Why data synchronization in Java multithreaded programming

2020-04-01 02:50:11
OfStack

There are two types of variables in Java: local variables and class variables. Local variables are variables defined within a method, such as those defined in the run method. For these variables, there is no problem of sharing between threads. Therefore, they do not need to synchronize data. Class variables are variables defined in a class and are scoped to the entire class. Such variables can be Shared by multiple threads. Therefore, we need to synchronize the data of such variables.
Data synchronization means that at the same time, only one thread can access the synchronized class variables. After the current thread accesses these variables, other threads can continue to access them. Access here refers to access with write operations, if all the threads accessing the class variables are read operations, generally do not need data synchronization. So what happens if you don't synchronize data with Shared class variables? Let's first see what happens with the following code:


package test;
public class MyThread extends Thread
{
    public static int n = 0;
    public void run()
    {
        int m = n;
        yield();
        m++;
        n = m;
    }
    public static void main(String[] args) throws Exception
    {
        MyThread myThread = new MyThread ();
        Thread threads[] = new Thread[100];
        for (int i = 0; i < threads.length; i++)
            threads[i] = new Thread(myThread);
        for (int i = 0; i < threads.length; i++)
            threads[i].start();
        for (int i = 0; i < threads.length; i++)
            threads[i].join();
        System.out.println("n = " + MyThread.n);
    }
}

The possible results of executing the above code are as follows:


n = 59

This may surprise many readers. This program starts 100 threads, and then each thread adds the static variable n plus 1. Finally, after the 100 threads are run using the join method, the n value is output. Normally, it would be n is equal to 100. But the result is less than 100.
The culprit is what we often refer to as "dirty data". The yield() statement in the run method is the one that produces the "dirty data". (it is possible to produce the "dirty data" without the yield statement, but it is not so obvious. The yield method suspends a thread, meaning that the thread calling the yield method temporarily abandons CPU resources, giving the CPU a chance to execute another thread. To illustrate how this program generates "dirty data," let's assume that only two threads are created: thread1 and thread2. Because thread1's start method is called first, thread1's run method is typically run first. When thread1's run method runs to the first line (int m = n;) , assign the value of n to m. Thread1 stops execution when the yield method on the second line is executed, and when thread1 pauses, thread2 acquires the CPU resources and starts running (until thread2 was ready), when thread2 reaches the first line (int m = n;).
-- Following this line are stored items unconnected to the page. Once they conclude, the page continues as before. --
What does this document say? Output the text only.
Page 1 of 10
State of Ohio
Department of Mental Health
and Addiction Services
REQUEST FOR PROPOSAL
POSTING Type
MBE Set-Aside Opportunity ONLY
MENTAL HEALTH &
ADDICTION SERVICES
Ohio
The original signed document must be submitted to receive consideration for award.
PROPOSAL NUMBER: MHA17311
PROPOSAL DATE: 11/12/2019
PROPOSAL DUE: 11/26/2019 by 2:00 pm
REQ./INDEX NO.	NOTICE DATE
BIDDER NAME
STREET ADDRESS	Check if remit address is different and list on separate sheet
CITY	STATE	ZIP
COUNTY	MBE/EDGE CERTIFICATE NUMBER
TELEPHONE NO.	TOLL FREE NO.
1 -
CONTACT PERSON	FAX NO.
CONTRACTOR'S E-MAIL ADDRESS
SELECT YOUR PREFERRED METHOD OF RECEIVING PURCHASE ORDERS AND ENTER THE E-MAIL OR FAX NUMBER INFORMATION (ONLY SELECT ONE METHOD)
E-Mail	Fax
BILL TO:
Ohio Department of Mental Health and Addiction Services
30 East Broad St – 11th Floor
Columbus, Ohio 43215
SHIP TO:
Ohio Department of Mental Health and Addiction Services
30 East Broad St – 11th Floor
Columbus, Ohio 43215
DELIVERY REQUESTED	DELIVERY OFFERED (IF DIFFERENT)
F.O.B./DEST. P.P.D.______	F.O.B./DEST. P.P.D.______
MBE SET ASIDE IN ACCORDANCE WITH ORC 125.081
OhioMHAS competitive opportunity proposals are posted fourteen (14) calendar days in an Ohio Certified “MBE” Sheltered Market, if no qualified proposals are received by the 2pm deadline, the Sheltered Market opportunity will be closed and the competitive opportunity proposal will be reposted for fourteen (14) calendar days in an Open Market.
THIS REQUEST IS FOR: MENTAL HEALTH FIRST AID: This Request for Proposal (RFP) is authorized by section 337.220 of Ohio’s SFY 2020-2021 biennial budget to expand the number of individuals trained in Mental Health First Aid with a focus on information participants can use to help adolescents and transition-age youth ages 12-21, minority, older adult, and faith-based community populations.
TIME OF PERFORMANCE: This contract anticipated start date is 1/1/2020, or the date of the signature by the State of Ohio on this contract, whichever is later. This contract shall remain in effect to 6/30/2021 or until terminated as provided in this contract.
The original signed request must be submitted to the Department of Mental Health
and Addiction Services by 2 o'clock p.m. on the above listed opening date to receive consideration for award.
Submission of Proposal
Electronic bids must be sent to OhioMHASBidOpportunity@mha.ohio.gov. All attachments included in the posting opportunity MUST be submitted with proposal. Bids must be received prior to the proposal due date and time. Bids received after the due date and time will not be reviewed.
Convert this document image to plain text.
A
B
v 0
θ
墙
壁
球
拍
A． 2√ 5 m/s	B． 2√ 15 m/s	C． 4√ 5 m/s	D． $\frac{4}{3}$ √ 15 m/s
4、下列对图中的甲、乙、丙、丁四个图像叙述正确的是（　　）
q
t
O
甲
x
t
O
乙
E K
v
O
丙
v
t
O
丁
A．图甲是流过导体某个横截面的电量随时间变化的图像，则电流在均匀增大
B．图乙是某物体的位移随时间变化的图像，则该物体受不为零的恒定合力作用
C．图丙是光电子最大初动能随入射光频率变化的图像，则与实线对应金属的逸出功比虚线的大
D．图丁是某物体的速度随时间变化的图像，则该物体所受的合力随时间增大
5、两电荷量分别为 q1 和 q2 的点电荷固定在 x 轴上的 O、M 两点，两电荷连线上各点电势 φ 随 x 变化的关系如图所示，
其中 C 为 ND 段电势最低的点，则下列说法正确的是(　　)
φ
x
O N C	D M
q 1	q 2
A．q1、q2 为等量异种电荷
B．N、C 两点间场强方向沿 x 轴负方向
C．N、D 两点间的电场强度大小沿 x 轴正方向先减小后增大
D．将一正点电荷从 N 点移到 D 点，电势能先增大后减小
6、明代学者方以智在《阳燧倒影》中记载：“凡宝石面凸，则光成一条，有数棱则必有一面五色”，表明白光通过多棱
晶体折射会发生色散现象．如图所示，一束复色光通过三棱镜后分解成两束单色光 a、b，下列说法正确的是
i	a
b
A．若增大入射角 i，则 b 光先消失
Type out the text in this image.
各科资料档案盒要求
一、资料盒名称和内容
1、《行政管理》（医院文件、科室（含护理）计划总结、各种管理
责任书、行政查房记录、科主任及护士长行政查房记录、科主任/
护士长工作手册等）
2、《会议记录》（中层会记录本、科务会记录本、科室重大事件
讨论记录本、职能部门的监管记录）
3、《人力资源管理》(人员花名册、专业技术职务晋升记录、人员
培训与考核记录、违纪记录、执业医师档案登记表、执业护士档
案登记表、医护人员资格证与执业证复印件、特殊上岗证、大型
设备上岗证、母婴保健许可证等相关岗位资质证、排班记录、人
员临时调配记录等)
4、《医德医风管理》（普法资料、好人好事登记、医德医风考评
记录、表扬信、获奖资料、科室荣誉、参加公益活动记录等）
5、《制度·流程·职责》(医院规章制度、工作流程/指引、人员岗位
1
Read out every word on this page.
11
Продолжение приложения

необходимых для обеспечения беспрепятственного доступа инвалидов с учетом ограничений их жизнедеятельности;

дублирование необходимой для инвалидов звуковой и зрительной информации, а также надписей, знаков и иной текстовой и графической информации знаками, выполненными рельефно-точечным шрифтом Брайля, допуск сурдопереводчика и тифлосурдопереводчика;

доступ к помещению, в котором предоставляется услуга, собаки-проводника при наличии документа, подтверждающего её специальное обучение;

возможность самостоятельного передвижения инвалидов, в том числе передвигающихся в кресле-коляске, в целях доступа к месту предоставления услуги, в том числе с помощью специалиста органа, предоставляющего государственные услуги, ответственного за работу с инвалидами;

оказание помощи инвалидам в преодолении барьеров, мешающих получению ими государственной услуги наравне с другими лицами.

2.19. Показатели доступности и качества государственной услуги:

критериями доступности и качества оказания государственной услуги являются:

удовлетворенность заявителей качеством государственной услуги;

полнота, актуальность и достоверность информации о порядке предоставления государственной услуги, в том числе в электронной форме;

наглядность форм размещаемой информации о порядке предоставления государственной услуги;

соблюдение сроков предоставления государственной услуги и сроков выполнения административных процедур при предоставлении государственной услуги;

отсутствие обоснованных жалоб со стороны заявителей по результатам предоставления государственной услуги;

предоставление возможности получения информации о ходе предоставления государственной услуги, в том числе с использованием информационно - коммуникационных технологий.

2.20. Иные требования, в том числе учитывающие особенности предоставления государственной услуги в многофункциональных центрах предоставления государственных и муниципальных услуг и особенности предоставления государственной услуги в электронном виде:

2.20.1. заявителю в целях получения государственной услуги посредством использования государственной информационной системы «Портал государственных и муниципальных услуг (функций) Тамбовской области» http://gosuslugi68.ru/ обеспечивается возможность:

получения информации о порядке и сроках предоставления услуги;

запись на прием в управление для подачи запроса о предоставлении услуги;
Since n is still 0 when thread1 is executed to yield, the value obtained by m in thread2 is also 0. So you end up with m for both thread1 and thread2 getting 0. After they execute the yield method, they both start at 0 and add 1, so whoever executes first ends up with a value of 1, except that this n is assigned by thread1 and thread2. One might ask, if you only had n++, would you generate "dirty data"? The answer is yes. So n++ is just a statement, how do you give the CPU to another thread during execution? In fact, this is only a superficial phenomenon, and n++ is not a language after it is compiled into an intermediate language (also known as bytecode) by the Java compiler. Let's take a look at what Java intermediate language the following Java code will compile into.


public void run()
{
    n++;
}

The compiled intermediate language code


public void run()
{
 aload_0
 dup 
 getfield
 iconst_1  
 iadd
 putfield 
 return 
}

You can see that there is only n++ in the run method, but after compilation, there are seven intermediate language statements. We don't need to know what these statements do, just look at lines 005, 007, and 008. So in line 005 is getfield, which is going to get some value, because there's only one n here, so it's going to get the value of n. And iadd in line 007, it's not hard to guess that I'm going to add 1 to this n value. The meaning of the putfield on line 008, which I think you might have guessed, is responsible for updating this plus 1 n back to the class variable n. Now, one of the things you might be wondering is, when you do n++, you just add n to 1, so why bother. There is actually a problem with the Java memory model.
The memory model of Java is divided into primary storage and working storage. The main store holds all the instances in Java. That is, after we use new to create an object, the object and its internal methods, variables, and so on are stored in this area, and the n in the MyThread class is stored in this area. The main storage area can be Shared by all threads. The working store is the thread stack we talked about earlier, and it holds the variables defined in the run method and the methods called by the run method, which are called method variables. When a thread wants to modify variables in the main storage area, instead of directly modifying them, it copies them to the working storage area of the current thread and overwrites the value of the variable in the main storage area.
Once you understand the memory model of Java, it's not hard to understand why n++ is not an atomic operation either. It must go through the process of copying, adding one, and overwriting. This process is similar to the one simulated in the MyThread class. As you can imagine, if thread1 was interrupted for some reason while executing to getfield, something similar to the result of the MyThread class would happen. To solve this problem completely, you have to synchronize n in a way that only one thread can operate on n at a time, which is also called atomic operation on n.